Sono una persona normale e quindi ho molte paure. Percepisco le situazioni di pericolo, non ne sono immune. Passare sotto a un seracco spaventoso e mantenere la calma, per esempio, non è una cosa scontata. Ci sono voluti anni di esperienza per imparare a controllare le mie paure, e a rendermi conto che vanno accettate. Compreso il fatto che, in qualsiasi momento, tutto potrebbe finire. La paura è la miglior compagna della prudenza. Se prima mi paralizzava, oggi invece riesco a trasformarla in energia positiva.

Come è stato vivere questa esperienza con i sei alpinisti nepalesi? Ci sono differenze rispetto a come l’avresti vissuta insieme a Simone Moro, se non fosse stato male?

Il fatto di aver cambiato compagni di scalata non ha cambiato per me il valore di quest’ascensione. Mi sento super orgoglioso di aver potuto condividere con il team nepalese la salita al Manaslu. È stata una meravigliosa opportunità condividere questa esperienza, non cambierei assolutamente nulla e nessuno di loro. Sono persone buone, oneste e valorose.

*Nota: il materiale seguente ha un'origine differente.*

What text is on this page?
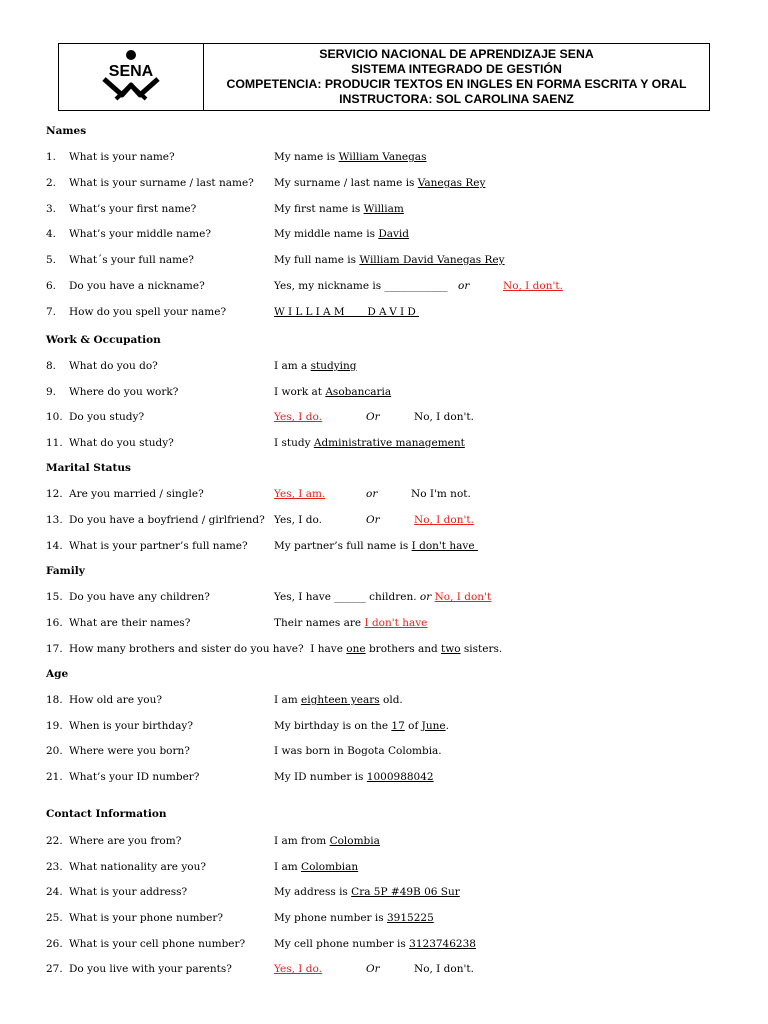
SENA
SERVICIO NACIONAL DE APRENDIZAJE SENA
SISTEMA INTEGRADO DE GESTIÓN
COMPETENCIA: PRODUCIR TEXTOS EN INGLES EN FORMA ESCRITA Y ORAL
INSTRUCTORA: SOL CAROLINA SAENZ
Names
Work & Occupation
Marital Status
Family
Age
Contact Information
1. What is your name?	My name is William Vanegas
2. What is your surname / last name? My surname / last name is Vanegas Rey
3. What’s your first name?	My first name is William
4. What’s your middle name?	My middle name is David
5. What´s your full name?	My full name is William David Vanegas Rey
6. Do you have a nickname?	Yes, my nickname is ____________ or	No, I don't.
7. How do you spell your name?	WILLIAM   DAVID
8. What do you do?	I am a studying
9. Where do you work?	I work at Asobancaria
10. Do you study?	Yes, I do.	Or	No, I don't.
11. What do you study?	I study Administrative management
12. Are you married / single?	Yes, I am.	or	No I'm not.
13. Do you have a boyfriend / girlfriend? Yes, I do.	Or	No, I don't.
14. What is your partner’s full name?	My partner’s full name is I don't have
15. Do you have any children?	Yes, I have ______ children. or No, I don't
16. What are their names?	Their names are I don't have
17. How many brothers and sister do you have? I have one brothers and two sisters.
18. How old are you?	I am eighteen years old.
19. When is your birthday?	My birthday is on the 17 of June.
20. Where were you born?	I was born in Bogota Colombia.
21. What’s your ID number?	My ID number is 1000988042
22. Where are you from?	I am from Colombia
23. What nationality are you?	I am Colombian
24. What is your address?	My address is Cra 5P #49B 06 Sur
25. What is your phone number?	My phone number is 3915225
26. What is your cell phone number?	My cell phone number is 3123746238
27. Do you live with your parents?	Yes, I do.	Or	No, I don't.
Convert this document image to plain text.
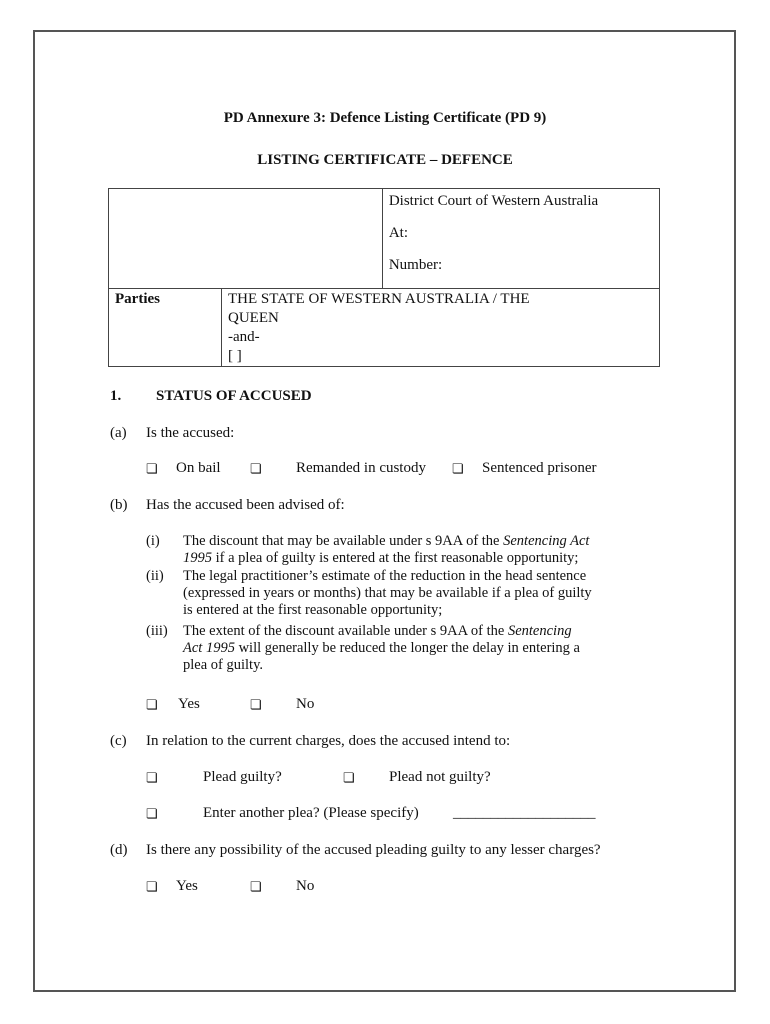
PD Annexure 3: Defence Listing Certificate (PD 9)
LISTING CERTIFICATE – DEFENCE

		District Court of Western Australia
At:
Number:

Parties	THE STATE OF WESTERN AUSTRALIA / THE
QUEEN
-and-
[ ]	
1. STATUS OF ACCUSED
(a) Is the accused:
❏ On bail ❏ Remanded in custody ❏ Sentenced prisoner
(b) Has the accused been advised of:
(i) The discount that may be available under s 9AA of the Sentencing Act
1995 if a plea of guilty is entered at the first reasonable opportunity;
(ii) The legal practitioner’s estimate of the reduction in the head sentence
(expressed in years or months) that may be available if a plea of guilty
is entered at the first reasonable opportunity;
(iii) The extent of the discount available under s 9AA of the Sentencing
Act 1995 will generally be reduced the longer the delay in entering a
plea of guilty.
❏ Yes	❏ No
(c) In relation to the current charges, does the accused intend to:
❏	Plead guilty?	❏ Plead not guilty?
❏	Enter another plea? (Please specify) ___________________
(d) Is there any possibility of the accused pleading guilty to any lesser charges?
❏ Yes	❏ No
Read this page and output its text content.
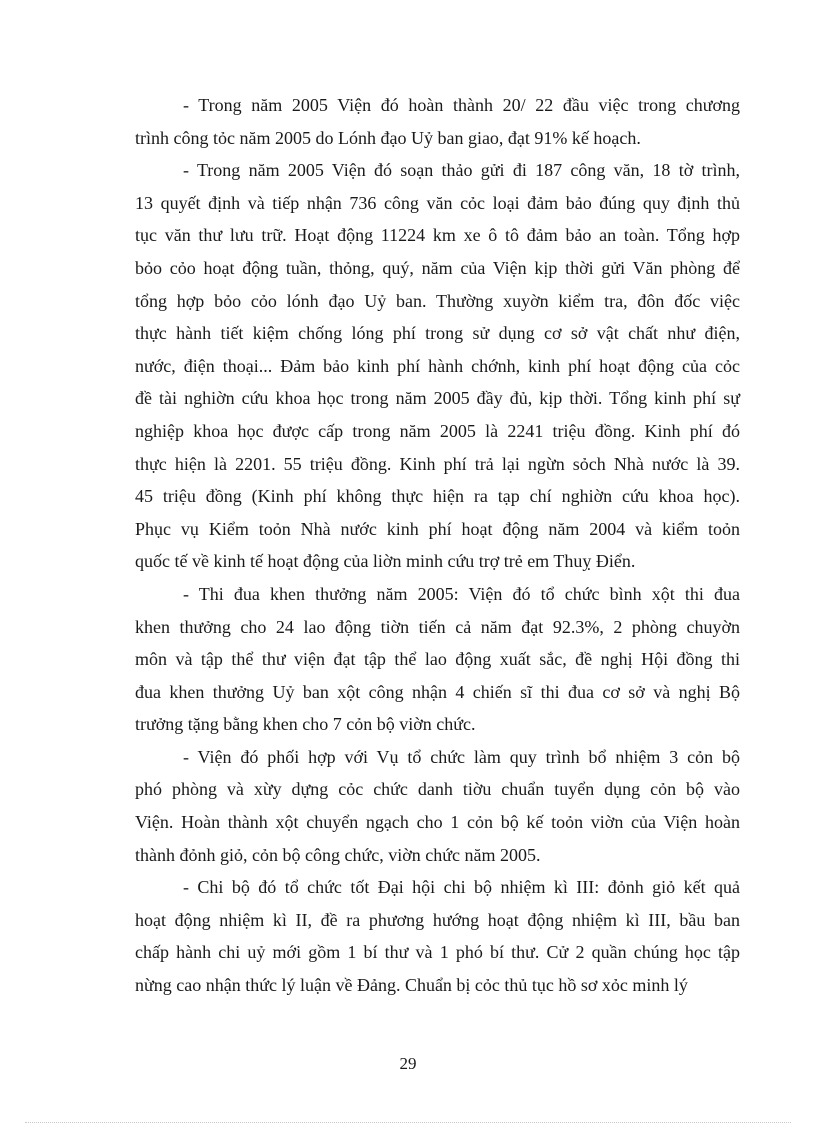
- Trong năm 2005 Viện đó hoàn thành 20/ 22 đầu việc trong chương
trình công tỏc năm 2005 do Lónh đạo Uỷ ban giao, đạt 91% kế hoạch.
- Trong năm 2005 Viện đó soạn thảo gửi đi 187 công văn, 18 tờ trình,
13 quyết định và tiếp nhận 736 công văn cỏc loại đảm bảo đúng quy định thủ
tục văn thư lưu trữ. Hoạt động 11224 km xe ô tô đảm bảo an toàn. Tổng hợp
bỏo cỏo hoạt động tuần, thỏng, quý, năm của Viện kịp thời gửi Văn phòng để
tổng hợp bỏo cỏo lónh đạo Uỷ ban. Thường xuyờn kiểm tra, đôn đốc việc
thực hành tiết kiệm chống lóng phí trong sử dụng cơ sở vật chất như điện,
nước, điện thoại... Đảm bảo kinh phí hành chớnh, kinh phí hoạt động của cỏc
đề tài nghiờn cứu khoa học trong năm 2005 đầy đủ, kịp thời. Tổng kinh phí sự
nghiệp khoa học được cấp trong năm 2005 là 2241 triệu đồng. Kinh phí đó
thực hiện là 2201. 55 triệu đồng. Kinh phí trả lại ngừn sỏch Nhà nước là 39.
45 triệu đồng (Kinh phí không thực hiện ra tạp chí nghiờn cứu khoa học).
Phục vụ Kiểm toỏn Nhà nước kinh phí hoạt động năm 2004 và kiểm toỏn
quốc tế về kinh tế hoạt động của liờn minh cứu trợ trẻ em Thuỵ Điển.
- Thi đua khen thưởng năm 2005: Viện đó tổ chức bình xột thi đua
khen thưởng cho 24 lao động tiờn tiến cả năm đạt 92.3%, 2 phòng chuyờn
môn và tập thể thư viện đạt tập thể lao động xuất sắc, đề nghị Hội đồng thi
đua khen thưởng Uỷ ban xột công nhận 4 chiến sĩ thi đua cơ sở và nghị Bộ
trưởng tặng bằng khen cho 7 cỏn bộ viờn chức.
- Viện đó phối hợp với Vụ tổ chức làm quy trình bổ nhiệm 3 cỏn bộ
phó phòng và xừy dựng cỏc chức danh tiờu chuẩn tuyển dụng cỏn bộ vào
Viện. Hoàn thành xột chuyển ngạch cho 1 cỏn bộ kế toỏn viờn của Viện hoàn
thành đỏnh giỏ, cỏn bộ công chức, viờn chức năm 2005.
- Chi bộ đó tổ chức tốt Đại hội chi bộ nhiệm kì III: đỏnh giỏ kết quả
hoạt động nhiệm kì II, đề ra phương hướng hoạt động nhiệm kì III, bầu ban
chấp hành chi uỷ mới gồm 1 bí thư và 1 phó bí thư. Cử 2 quần chúng học tập
nừng cao nhận thức lý luận về Đảng. Chuẩn bị cỏc thủ tục hồ sơ xỏc minh lý
29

Spero che i nostri cammini si possano incrociare nuovamente nei prossimi anni.

Alpinismo, himalaysmo, andinismo… Tu, come molti altri spagnoli, usi il termine “montañismo”. Cosa significa?

“Montañismo” significa essere un amante della montagna e della natura in senso lato e generale. Non definisce solo chi compie grandi imprese ma chi, semplicemente, esce di casa e va a camminare (o a correre, o a scalare) in mezzo alla natura. Non si tratta solo di fare qualcosa, c’è una connessione più profonda con l’ambiente che lo circonda. Chi ama la natura, l’ambiente, le montagne, non può che essere una persona positiva. Questo per me significa “montañismo”.

Avete parlato anche delle tristi vicende del 2019, che ti hanno visto in prima linea sul Nanga Parbat. Dopo la morte di Tom Ballard e Daniele Nardi hai una percezione diversa della montagna e dell’andare in montagna?

Non era la prima volta che perdevo dei compagni in montagna, era già capitato prima del Nanga Parbat. Ogni perdita insegna qualcosa, ed è dolorosa ma anche un motivo di crescita. Tutte le volte cerco di imparare qualcosa, di trasformare il dolore in un insegnamento. E ogni volta cambia il mio modo di approcciarmi alle salite e affrontare le sfide.

Quello di cui parli poco sono le tue opere filantropiche. In cosa consistono? Ci fai qualche esempio pratico? Com’è possibile aiutarti da casa nella realizzazione dei tuoi progetti umanitari?

Si cerca sempre di lavorare per aiutare, facendo il massimo compatibilmente alle nostre possibilità. Ma la cosa più importante è perché lo facciamo. Per quanto mi riguarda, dare aiuto a chi ha bisogno è qualcosa che mi motiva, e che mi riempie il cuore. Serve anche per restituire alla società un debito, perché siamo persone che hanno la fortuna di poter viaggiare in qualsiasi parte del mondo. In tutti questi anni il 99% delle persone che ho incontrato mi hanno fatto del bene, magari anche solo con un sorriso, ed è proprio questo che vorrei restituire alla società. Tutto il lavoro che faccio con diverse fondazioni, come quella per l’energia fotovoltaica in Africa e Asia, lo faccio a titolo personale, senza volere nulla in cambio. Ed è proprio questo il bello.